Why do we expect that the other shoe will drop precisely on our throats?
Why do we assume that we will be completely unprepared for the challenges the future will bring?
Anticipatory anxiety is a false dichotomy, causing us to expect only the negative aspects about an upcoming experience; why shouldn’t we focus on the positive aspects as well?
Those monks train their physical bodies to be sure. But more importantly, they train their minds into submission, making friends with the screaming dinosaur in their brain that swears it’s all going to end badly.
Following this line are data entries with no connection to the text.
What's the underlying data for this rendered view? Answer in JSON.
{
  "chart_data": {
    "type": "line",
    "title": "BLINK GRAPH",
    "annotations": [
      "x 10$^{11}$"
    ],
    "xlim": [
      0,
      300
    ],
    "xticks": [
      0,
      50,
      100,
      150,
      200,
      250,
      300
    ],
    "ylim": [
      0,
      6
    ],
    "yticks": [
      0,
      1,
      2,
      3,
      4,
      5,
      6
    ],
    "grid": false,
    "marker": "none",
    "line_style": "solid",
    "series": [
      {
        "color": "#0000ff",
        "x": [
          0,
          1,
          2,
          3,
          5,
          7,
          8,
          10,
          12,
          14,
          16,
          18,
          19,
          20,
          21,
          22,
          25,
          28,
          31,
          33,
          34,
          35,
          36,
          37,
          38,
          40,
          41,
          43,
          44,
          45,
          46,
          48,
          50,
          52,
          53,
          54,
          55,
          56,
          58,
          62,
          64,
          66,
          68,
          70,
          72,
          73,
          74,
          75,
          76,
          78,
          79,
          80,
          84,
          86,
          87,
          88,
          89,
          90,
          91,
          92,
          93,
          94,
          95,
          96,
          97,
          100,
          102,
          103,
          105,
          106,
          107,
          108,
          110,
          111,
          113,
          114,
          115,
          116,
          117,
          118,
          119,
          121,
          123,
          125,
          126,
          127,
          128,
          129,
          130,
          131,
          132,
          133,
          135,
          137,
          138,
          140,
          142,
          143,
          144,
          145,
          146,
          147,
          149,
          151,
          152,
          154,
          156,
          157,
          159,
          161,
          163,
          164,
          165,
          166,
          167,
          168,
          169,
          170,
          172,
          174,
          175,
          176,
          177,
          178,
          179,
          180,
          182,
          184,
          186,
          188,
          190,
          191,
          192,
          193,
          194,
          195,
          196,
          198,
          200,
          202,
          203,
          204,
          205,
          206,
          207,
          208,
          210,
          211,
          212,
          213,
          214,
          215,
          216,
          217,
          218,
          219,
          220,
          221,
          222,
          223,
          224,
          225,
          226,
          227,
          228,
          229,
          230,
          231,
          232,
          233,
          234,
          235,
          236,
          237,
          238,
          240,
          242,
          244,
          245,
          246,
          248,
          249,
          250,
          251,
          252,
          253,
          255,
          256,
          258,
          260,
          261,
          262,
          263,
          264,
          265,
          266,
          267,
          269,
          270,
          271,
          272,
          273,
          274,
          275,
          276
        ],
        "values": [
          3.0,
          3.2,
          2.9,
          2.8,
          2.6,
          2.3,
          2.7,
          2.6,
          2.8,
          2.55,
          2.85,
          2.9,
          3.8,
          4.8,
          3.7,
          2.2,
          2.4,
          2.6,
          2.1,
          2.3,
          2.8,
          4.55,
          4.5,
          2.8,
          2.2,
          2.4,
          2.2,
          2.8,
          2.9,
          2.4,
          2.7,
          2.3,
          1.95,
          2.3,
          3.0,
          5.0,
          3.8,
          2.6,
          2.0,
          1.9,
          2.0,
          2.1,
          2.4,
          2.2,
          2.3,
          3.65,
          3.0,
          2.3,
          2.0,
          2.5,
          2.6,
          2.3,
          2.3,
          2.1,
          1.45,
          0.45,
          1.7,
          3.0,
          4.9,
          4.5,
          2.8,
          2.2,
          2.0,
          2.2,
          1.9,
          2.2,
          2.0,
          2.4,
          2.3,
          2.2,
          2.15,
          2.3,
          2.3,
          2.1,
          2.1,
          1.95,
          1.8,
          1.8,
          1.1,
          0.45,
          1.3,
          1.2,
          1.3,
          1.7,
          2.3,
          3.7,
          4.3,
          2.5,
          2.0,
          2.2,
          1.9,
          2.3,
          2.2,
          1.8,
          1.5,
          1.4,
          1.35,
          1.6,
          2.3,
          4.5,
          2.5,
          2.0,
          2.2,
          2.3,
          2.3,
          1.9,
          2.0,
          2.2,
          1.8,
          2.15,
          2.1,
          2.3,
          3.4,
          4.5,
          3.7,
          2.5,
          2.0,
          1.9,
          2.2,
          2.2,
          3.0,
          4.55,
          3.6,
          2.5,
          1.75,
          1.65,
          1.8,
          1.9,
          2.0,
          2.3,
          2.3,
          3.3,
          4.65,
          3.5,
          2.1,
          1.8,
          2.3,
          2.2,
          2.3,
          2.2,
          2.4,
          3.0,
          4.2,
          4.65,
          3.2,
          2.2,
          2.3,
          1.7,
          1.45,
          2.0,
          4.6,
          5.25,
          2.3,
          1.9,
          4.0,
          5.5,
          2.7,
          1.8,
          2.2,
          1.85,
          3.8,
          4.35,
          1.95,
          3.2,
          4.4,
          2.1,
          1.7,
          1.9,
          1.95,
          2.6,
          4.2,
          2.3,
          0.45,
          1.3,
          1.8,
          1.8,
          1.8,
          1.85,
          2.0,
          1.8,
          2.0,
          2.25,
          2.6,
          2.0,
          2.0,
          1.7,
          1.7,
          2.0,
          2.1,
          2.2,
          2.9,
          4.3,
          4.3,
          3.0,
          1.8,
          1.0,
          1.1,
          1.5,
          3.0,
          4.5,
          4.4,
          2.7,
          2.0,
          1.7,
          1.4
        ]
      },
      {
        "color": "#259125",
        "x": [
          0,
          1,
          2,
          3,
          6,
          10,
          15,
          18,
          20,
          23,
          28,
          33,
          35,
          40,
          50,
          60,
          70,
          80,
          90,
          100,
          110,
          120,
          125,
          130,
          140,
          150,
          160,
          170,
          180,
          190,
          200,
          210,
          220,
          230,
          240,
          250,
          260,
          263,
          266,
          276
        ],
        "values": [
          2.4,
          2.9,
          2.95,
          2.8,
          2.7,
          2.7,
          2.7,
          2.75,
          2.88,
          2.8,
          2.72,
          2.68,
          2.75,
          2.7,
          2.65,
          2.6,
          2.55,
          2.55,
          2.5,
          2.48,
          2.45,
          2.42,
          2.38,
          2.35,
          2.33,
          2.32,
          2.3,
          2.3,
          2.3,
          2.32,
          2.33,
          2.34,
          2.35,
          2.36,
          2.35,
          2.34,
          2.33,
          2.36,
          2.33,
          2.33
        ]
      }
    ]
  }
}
When we remember that only about 80 percent of the dire future scenarios we imagine actually happen, it helps us see a false alarm for what it is.
But this has to be practiced preventively. The monks practiced doing one thing at a time with complete focus and a connection to their breath. Over time, this mindful superpower allowed them to be perfectly present to whatever came up without ascribing the labels of “positive” or “negative” to that moment.
Mindfulness is a superpower. I know I write about it so much that to many of my readers, it might be nothing more than white noise. But I believe it’s the most important tool humans have in their lives. Why wouldn’t we hone that skill?
Erin Smith is the owner of the OM place in Winchester, the author of “Sensible Wellness” and the online host of the OM channel.